Published online by Cambridge University Press: 05 June 2012
Between 1980 and 2005 the absolute number of citizens of Latino origin in the United States nearly tripled from about 11 million to nearly 30 million. About 81% of this increase was because of births in the United States, and 19% was because of naturalization among the foreign-born. Yet, despite this increase in the actual number of citizens, the surge in migration to the United States from Latin America and the Caribbean after 1980 resulted in a declining percentage of all Latinos who were citizens from 80% in 1980 to 71% in 2005. This immigration resulted in a more than fourfold increase in the absolute number of Latinos who were not citizens of the United States from nearly 3 million in 1980 to over 12 million in 2005. If we consider the total citizen population of the United States, in 1980, about 5% were Latinos; by 2005 this percentage had increased to 11%.

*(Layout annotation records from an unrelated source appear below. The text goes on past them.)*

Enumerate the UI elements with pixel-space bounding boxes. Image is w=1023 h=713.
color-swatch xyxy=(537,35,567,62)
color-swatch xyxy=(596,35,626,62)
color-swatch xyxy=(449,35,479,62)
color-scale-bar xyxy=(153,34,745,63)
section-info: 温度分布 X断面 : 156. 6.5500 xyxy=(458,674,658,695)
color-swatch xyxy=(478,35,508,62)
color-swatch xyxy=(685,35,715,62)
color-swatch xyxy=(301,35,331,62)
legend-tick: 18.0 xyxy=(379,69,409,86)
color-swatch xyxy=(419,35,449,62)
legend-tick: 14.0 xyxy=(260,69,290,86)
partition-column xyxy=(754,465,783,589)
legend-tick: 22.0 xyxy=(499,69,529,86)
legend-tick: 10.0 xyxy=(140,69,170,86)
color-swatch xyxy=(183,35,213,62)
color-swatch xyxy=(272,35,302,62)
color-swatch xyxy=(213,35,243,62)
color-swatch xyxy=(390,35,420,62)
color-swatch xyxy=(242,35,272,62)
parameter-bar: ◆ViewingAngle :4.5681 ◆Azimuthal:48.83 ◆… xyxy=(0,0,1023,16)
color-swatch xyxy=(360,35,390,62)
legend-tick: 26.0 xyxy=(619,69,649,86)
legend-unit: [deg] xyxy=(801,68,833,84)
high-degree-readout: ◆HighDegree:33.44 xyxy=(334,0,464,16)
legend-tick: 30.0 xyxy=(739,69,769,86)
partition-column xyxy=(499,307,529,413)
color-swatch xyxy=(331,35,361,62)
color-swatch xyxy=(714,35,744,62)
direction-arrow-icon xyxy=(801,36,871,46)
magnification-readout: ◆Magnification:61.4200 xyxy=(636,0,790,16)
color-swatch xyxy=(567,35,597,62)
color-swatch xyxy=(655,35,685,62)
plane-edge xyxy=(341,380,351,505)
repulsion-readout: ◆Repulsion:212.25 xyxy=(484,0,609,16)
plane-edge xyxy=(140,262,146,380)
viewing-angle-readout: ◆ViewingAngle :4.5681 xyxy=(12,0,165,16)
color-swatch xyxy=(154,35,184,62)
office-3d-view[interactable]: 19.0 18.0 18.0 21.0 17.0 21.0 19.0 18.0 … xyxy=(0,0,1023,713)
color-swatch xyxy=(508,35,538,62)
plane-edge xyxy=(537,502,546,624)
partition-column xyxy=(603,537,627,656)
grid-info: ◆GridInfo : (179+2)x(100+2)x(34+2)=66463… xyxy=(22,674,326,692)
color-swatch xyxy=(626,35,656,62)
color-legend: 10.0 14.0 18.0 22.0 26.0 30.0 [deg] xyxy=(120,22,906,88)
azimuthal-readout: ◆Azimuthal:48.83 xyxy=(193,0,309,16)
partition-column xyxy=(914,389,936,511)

The anti-immigrant sentiment, which has swept through the United States from the mid-1990s, exemplified by the passing of Proposition 187 in California in November 1994, led to a fairly significant increase in the yearly rate of naturalization among Latinos during the 1990s. There were over 1.2 million foreign-born naturalized Latino citizens in 1980 and over 4.7 million in 2005. Latino foreign-born residents who achieved citizenship through naturalization increased at about 5% annually during the 1980s, and this rate surged to 7% yearly between 1990 and 2000. However, between 2000 and 2005 the annual rate of naturalization increase among foreign-born Latinos fell to about 4% each year.